Neste mesmo ano, começaram, em Roma, intrigas da Obra
de Lyon contra a ‘Sociedade do Apostolado Católico’, (cf. Schulte 147s). Diante
disto, Pallotti desistiu da coleta mensal da sua associação e, humildemente,
colocou-se a serviço da Obra missionária de Lyon. Isto não impediu que a sua
obra: O Apostolado Católico, continuasse com o seu trabalho, sem fazer
concorrência à Obra de Lyon. Pois, isso não fazia parte do seu caráter.
Segundo o Pe. Heinrich Schulte, o Papa Gregório XVI
era piedoso, desprendido, despretensioso, mas, politicamente inexperiente e
ingênuo.
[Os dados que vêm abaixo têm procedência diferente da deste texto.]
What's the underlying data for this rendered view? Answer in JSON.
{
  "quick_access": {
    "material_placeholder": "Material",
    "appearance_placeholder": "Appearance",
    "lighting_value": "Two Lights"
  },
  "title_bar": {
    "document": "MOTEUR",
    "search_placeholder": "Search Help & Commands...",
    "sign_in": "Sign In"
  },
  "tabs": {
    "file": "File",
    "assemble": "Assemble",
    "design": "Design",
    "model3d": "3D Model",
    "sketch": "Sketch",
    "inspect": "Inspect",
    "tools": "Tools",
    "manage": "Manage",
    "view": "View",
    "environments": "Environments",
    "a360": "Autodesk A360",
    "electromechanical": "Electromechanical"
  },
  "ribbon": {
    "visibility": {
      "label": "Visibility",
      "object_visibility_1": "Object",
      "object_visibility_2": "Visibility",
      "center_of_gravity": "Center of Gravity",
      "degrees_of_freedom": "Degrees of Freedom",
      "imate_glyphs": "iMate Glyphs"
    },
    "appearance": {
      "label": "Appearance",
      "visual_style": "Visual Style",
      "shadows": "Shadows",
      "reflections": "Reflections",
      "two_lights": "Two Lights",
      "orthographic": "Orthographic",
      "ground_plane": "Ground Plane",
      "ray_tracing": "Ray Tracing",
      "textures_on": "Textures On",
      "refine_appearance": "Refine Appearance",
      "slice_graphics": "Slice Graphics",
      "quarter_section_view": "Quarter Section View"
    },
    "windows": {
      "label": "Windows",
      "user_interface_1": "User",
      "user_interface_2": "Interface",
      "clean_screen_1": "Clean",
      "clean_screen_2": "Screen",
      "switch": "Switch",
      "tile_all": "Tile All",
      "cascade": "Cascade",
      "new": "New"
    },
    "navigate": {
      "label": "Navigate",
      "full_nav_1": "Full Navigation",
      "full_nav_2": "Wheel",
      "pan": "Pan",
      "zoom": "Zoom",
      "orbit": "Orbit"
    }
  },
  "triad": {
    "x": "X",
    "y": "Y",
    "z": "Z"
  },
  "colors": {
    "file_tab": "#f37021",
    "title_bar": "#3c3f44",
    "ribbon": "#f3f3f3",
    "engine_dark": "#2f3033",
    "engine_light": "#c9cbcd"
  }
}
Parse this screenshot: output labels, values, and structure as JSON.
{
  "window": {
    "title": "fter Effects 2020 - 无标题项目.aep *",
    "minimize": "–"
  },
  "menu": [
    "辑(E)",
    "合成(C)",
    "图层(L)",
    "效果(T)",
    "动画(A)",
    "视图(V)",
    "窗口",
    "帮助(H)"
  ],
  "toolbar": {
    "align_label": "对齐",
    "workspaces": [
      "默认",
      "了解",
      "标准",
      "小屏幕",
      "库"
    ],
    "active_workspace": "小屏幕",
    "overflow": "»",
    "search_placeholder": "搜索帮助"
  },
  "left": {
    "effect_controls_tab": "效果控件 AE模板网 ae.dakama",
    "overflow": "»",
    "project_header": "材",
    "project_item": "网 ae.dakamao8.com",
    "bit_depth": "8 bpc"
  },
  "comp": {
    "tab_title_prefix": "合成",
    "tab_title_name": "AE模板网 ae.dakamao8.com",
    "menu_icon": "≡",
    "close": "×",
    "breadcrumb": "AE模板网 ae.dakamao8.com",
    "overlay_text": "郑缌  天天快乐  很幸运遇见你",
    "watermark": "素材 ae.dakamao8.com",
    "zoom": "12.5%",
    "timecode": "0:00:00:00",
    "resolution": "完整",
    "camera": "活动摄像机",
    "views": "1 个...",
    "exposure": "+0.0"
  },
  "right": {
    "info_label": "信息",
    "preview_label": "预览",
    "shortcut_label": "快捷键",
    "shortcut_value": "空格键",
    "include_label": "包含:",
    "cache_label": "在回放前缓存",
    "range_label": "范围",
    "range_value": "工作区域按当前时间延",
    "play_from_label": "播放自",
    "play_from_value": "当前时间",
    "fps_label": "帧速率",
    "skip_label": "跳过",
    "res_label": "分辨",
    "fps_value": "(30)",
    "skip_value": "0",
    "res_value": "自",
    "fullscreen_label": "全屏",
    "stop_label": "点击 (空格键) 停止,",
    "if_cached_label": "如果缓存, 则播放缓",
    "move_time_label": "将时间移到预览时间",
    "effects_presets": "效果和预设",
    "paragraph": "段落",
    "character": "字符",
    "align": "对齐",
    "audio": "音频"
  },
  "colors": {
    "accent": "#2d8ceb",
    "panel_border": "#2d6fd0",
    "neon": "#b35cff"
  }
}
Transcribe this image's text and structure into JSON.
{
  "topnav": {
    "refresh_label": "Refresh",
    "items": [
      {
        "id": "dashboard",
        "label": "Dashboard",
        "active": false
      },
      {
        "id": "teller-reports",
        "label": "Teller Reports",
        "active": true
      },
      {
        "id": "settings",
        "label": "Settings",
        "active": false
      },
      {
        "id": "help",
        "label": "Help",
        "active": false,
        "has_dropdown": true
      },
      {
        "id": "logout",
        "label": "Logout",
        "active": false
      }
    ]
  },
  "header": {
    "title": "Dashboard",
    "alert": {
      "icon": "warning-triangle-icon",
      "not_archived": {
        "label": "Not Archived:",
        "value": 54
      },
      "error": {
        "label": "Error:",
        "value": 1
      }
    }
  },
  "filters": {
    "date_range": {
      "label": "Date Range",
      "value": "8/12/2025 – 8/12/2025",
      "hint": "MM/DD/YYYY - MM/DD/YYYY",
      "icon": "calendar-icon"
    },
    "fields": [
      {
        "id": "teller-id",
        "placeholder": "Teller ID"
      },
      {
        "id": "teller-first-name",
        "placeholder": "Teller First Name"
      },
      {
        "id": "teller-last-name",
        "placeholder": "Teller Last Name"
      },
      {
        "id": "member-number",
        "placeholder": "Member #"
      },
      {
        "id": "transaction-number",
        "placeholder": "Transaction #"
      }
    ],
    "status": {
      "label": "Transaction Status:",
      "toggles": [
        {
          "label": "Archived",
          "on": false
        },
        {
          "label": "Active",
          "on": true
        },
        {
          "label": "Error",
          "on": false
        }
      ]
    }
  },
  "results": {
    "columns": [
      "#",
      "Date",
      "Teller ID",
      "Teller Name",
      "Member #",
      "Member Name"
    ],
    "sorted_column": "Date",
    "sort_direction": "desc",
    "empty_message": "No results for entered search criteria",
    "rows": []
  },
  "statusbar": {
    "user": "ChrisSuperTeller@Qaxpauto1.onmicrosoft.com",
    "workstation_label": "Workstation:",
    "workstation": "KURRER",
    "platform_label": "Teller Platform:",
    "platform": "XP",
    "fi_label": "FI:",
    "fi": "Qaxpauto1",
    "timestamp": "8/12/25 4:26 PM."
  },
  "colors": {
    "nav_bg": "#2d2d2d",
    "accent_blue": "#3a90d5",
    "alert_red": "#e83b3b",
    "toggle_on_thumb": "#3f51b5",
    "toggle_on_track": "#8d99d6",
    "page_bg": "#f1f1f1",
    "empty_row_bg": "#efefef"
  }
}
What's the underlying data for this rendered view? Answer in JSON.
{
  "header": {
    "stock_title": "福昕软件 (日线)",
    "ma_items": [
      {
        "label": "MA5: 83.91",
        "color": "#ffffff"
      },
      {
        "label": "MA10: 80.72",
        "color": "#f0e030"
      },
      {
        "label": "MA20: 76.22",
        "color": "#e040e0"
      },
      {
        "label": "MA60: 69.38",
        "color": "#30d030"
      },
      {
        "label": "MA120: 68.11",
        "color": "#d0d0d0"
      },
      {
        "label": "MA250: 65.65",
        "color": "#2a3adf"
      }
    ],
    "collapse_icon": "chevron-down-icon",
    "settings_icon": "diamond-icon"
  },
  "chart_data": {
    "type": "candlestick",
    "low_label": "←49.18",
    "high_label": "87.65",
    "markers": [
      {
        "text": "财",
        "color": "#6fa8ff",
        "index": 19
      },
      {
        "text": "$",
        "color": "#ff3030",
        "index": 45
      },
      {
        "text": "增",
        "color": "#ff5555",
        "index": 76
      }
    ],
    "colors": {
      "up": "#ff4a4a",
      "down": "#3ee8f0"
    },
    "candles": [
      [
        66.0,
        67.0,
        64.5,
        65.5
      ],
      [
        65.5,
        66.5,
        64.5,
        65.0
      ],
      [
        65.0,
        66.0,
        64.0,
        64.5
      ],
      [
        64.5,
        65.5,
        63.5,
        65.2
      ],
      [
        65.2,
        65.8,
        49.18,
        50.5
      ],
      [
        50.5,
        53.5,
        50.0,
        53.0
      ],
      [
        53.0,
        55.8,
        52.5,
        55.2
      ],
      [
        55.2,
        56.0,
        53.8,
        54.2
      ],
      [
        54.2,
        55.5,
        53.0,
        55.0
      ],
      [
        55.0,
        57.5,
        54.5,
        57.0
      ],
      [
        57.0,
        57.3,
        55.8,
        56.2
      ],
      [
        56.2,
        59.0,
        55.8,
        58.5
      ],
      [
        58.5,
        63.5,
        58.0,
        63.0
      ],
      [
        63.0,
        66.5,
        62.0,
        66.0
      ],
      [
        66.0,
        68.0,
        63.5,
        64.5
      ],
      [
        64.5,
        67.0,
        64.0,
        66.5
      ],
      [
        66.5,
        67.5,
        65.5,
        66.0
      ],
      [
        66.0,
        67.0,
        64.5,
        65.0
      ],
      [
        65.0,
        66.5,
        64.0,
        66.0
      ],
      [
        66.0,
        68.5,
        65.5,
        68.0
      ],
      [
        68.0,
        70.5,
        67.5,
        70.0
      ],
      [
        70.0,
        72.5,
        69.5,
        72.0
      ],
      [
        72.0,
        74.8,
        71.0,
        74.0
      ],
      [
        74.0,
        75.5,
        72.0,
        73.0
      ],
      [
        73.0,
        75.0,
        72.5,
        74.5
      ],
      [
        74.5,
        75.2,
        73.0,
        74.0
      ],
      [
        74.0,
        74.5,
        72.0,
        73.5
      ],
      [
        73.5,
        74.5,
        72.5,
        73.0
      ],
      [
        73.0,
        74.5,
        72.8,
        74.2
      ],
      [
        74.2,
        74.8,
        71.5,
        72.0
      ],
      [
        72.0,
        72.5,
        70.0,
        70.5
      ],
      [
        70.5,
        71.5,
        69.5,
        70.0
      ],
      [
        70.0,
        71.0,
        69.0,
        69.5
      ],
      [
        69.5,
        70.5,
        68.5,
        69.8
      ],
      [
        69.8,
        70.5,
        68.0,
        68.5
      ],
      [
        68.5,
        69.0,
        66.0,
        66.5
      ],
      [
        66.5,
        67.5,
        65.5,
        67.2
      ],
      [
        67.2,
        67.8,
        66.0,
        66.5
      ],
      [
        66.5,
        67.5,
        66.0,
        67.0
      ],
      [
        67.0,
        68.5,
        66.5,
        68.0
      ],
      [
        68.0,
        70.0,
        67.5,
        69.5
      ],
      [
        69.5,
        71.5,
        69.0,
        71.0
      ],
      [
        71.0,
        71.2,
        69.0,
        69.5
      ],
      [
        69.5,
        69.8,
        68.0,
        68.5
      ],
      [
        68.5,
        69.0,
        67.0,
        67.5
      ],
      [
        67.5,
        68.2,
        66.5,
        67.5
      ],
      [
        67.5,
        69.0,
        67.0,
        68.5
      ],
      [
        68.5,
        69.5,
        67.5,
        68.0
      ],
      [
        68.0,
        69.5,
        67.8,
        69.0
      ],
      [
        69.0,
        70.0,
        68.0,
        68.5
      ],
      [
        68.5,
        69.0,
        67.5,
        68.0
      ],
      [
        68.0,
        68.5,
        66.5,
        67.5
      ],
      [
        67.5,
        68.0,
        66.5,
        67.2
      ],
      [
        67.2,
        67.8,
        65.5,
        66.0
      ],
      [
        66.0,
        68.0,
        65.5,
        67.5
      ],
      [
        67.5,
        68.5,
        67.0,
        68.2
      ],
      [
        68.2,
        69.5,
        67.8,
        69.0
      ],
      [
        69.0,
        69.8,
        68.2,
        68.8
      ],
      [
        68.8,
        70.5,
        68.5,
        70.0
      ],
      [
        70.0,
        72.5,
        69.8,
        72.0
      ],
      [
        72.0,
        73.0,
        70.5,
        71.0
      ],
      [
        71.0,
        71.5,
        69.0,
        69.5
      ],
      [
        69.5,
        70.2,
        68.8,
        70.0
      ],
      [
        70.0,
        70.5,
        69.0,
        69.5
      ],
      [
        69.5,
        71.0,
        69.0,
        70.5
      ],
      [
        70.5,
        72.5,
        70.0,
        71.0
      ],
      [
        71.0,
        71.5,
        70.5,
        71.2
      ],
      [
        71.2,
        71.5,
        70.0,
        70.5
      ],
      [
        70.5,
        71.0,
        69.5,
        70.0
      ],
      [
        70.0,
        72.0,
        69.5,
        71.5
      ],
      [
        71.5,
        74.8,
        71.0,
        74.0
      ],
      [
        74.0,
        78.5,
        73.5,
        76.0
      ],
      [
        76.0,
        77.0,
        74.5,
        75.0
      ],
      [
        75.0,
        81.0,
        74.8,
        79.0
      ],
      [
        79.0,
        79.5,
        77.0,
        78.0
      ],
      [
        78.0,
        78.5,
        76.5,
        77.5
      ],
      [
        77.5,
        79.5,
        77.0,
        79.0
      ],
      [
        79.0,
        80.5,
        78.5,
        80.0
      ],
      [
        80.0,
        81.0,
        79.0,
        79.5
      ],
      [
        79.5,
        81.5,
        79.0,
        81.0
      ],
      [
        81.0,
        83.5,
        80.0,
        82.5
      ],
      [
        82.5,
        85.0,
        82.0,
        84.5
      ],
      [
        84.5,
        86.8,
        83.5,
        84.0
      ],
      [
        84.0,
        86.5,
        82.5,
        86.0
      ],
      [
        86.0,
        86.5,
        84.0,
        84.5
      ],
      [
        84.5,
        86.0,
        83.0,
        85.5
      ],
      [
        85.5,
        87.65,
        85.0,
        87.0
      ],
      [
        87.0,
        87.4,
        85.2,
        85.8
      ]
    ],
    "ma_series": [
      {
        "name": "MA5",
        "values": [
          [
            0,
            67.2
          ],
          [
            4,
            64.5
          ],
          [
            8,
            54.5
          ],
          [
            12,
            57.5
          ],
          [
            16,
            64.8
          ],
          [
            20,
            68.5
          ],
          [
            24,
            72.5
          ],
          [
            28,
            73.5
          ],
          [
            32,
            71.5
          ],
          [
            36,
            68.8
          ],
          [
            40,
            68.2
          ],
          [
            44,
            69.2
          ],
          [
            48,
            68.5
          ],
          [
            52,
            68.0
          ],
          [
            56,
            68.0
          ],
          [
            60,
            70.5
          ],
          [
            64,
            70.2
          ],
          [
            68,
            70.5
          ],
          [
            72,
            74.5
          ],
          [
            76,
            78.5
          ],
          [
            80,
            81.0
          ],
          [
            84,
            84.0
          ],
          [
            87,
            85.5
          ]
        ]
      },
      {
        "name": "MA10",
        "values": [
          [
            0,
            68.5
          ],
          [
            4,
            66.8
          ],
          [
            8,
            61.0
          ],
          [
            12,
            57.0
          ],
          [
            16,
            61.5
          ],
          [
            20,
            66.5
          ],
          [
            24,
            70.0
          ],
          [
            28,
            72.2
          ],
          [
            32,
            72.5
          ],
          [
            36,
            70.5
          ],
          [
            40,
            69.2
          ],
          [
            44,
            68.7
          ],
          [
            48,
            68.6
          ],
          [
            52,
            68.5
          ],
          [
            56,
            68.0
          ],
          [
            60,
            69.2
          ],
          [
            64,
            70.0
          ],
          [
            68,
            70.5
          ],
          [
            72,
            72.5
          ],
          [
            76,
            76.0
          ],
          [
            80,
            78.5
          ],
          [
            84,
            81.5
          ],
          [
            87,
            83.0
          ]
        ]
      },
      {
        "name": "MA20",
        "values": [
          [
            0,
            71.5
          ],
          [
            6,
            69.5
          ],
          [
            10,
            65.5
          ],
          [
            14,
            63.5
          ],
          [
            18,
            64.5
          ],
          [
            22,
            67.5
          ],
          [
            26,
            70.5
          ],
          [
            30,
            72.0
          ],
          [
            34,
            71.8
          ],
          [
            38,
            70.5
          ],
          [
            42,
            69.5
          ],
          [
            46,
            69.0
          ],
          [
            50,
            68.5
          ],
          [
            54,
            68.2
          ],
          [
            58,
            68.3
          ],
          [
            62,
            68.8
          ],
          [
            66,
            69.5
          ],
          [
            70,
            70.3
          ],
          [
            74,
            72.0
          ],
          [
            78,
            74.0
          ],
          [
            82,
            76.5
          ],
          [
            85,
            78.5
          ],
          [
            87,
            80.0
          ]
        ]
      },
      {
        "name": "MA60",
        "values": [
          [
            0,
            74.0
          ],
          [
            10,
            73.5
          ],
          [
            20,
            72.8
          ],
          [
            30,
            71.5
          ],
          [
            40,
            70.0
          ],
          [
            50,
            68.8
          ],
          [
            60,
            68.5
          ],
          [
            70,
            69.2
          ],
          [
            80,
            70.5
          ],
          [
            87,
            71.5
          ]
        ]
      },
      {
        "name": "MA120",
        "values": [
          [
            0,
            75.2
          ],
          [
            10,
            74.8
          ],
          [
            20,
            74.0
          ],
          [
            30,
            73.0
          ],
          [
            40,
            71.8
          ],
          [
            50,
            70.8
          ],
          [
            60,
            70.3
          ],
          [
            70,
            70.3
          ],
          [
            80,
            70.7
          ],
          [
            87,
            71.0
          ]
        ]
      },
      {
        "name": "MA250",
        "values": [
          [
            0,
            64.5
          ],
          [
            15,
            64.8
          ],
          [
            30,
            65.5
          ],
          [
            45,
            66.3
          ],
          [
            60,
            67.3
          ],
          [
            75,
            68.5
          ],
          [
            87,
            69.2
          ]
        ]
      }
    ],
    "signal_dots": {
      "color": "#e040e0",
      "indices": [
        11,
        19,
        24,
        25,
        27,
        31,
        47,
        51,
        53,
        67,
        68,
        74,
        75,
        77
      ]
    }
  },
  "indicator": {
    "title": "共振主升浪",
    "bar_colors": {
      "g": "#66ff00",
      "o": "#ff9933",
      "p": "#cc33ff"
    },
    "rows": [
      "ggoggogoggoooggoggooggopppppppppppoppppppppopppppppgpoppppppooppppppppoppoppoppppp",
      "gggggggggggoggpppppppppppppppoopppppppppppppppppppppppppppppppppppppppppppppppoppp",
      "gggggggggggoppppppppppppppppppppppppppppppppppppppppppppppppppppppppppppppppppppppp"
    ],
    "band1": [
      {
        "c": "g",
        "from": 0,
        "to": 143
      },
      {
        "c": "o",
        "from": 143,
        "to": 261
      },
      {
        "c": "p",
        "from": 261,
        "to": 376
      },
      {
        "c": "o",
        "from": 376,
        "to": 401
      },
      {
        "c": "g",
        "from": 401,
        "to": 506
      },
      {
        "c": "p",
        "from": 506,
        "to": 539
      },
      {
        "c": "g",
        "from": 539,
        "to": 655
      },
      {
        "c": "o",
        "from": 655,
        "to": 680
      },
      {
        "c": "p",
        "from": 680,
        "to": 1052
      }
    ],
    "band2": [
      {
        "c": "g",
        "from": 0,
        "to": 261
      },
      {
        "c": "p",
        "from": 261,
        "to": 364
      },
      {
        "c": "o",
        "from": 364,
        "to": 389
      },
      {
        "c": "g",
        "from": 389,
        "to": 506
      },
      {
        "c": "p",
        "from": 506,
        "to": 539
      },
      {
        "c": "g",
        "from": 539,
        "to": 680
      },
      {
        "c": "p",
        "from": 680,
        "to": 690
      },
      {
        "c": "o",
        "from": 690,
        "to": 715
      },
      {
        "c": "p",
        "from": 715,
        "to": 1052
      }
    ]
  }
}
No dia 28 de julho de 1838, acatou a instâncias do Conselho Central de
Lyon que pleiteava nada menos que a dissolução da Sociedade do Apostolado
Católico e sua anexação à Obra de Lyon. Assim, no dia 30 de julho, o Secretário
da Sagrada Congregação da Propagação da Fé, Monsenhor Ignacio Giovanni
Cadolini, ex-arcebispo de Spoleto, informou Pallotti da dissolução da sua obra apostólica,
porque sua obra foi considerada supérflua e os seus membros deveriam passar
para a Obra de Lyon. Pallotti teve de deixar o Conselho central de Roma, onde
sua presença tinha se tornado inútil.[3]
Antes que isso ocorresse, o Cardeal Vigário, responsável
pelo caso, adiou a publicação do decreto, pois queria ouvir antes as partes
interessadas (a Sociedade de Pallotti e o Conselho Central de Lyon). Na
verdade, o que estava em jogo não era nem o nome Apostolado Católico e nem a
obra de Pallotti que, equivocadamente, fora considerada apenas arrecadadora de
fundos. Segundo o Pe. Schulte, esse conflito entre a Congregação da Propagação
da Fé e a Obra de Lyon, apesar de velado, escondia interesses econômicos e de
prestígio.[4] Somente
em 1922, a administração central da Obra de Lyon foi transferida para Roma, no
Pontificado de Pio XI (1922 a 1939).
A notícia da iminente dissolução da ‘Sociedade do
Apostolado Católico’, naturalmente, atingiu em cheio o coração de Pallotti. Era
o mais pesado golpe desencadeado contra ele e seu projeto. Mas, ele não
protestou. Permaneceu tranquilo e equilibrado. Orando a Deus e confiando nele,
empenhou-se em desfazer os equívocos e mal-entendidos. No dia 30 de julho de
1838, entre outras coisas, escreveu o documento de defesa da ‘Sociedade do
Apostolado Católico’ (OO CC V, 179-180). O seu colaborador Pe. Rafael
Mélia, por sua vez, redigiu, em letra caligráfica, uma defesa que tem quase o
mesmo teor da de Pallotti (cf. OO CC V, 191-201). O Papa leu tudo
atentamente e exclamou: “Disso tudo nós não tínhamos conhecimento. Com isso,
foi sustado o decreto de extinção (cf. Heinrich Schulte, p. 163s).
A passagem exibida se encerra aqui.